Thanks a lot for the above posts. Questions for you: Does changing viscosity (fluid resistance) versus changing plumbing resistance have the same impact on the pump's power consumption?
When pumping a different fluid there are two factors to take into account, the fluid's viscosity and specific gravity. A pump's head curve does not change with either viscosity or specific gravity and this is one of the reasons that the head is used instead of PSI. PSI changes with specific gravity but head doesn't. However, the plumbing curve is affected by viscosity so an increase in viscosity will increase the head loss in the plumbing and change the operating point of the pump thereby reducing the flow rate. The energy consumption is related to the hydraulic HP which in turn is related to specific gravity of the fluid so the energy demand from the impeller will change slightly with the type of fluid.

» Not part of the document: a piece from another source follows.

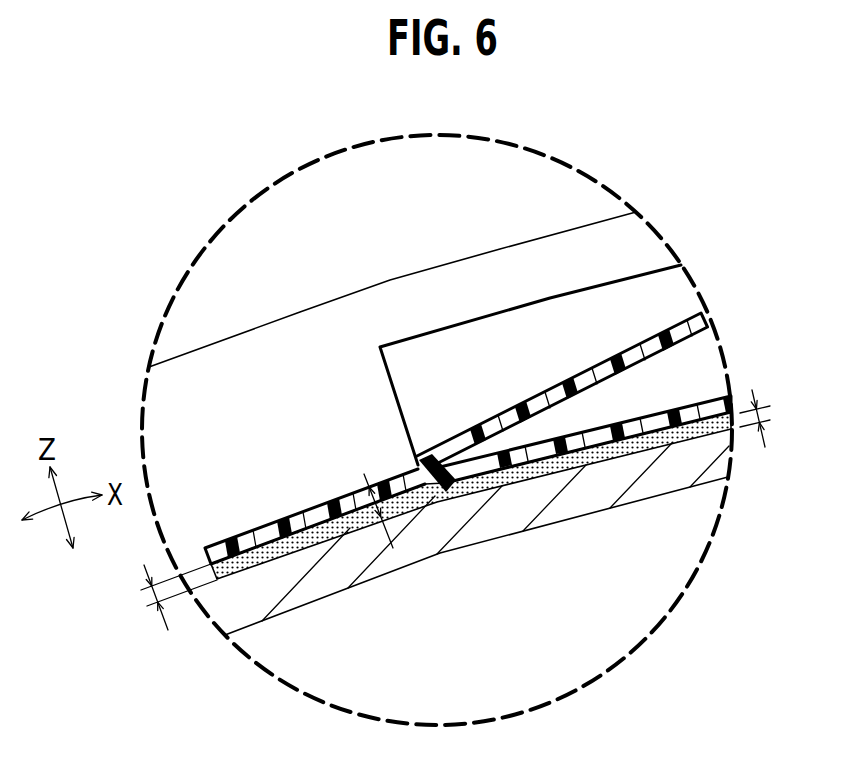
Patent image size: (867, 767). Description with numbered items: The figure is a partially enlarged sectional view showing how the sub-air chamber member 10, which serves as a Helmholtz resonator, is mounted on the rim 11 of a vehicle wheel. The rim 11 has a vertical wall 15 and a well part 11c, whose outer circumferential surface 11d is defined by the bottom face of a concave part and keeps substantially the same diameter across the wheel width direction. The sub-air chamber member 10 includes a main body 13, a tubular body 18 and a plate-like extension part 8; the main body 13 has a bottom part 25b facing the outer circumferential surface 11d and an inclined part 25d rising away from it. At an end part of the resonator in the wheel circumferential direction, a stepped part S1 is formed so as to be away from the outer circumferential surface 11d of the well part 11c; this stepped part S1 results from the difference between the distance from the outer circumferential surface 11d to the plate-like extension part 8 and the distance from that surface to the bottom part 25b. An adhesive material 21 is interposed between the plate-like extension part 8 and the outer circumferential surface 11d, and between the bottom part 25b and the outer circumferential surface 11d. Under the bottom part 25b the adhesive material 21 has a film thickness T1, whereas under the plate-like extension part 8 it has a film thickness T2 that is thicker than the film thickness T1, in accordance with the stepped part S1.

Now what if you increase the viscosity of the fluid, and make the pump move oil instead of water. What happens to the pump's wattage, given a fixed RPM, etc ?
Oil has a lower specific gravity (lighter) than water so for a given head and GPM, the power required to pump it is actually less than water. But because oil has a higher viscosity, the head loss in the plumbing will be higher for a given flow rate. Therefore with the same plumbing and pump, the oil will have higher head loss, lower flow rate and much lower energy consumption than water.
I am starting to figure something out. If you have an increase of plumbing head in a system given a single RPM, less actual water will get to the pump's impeller. Thus the pump actually works LESS. This is why wattage falls as plumbing head increases (ie you hook a pool vacuum up to a line).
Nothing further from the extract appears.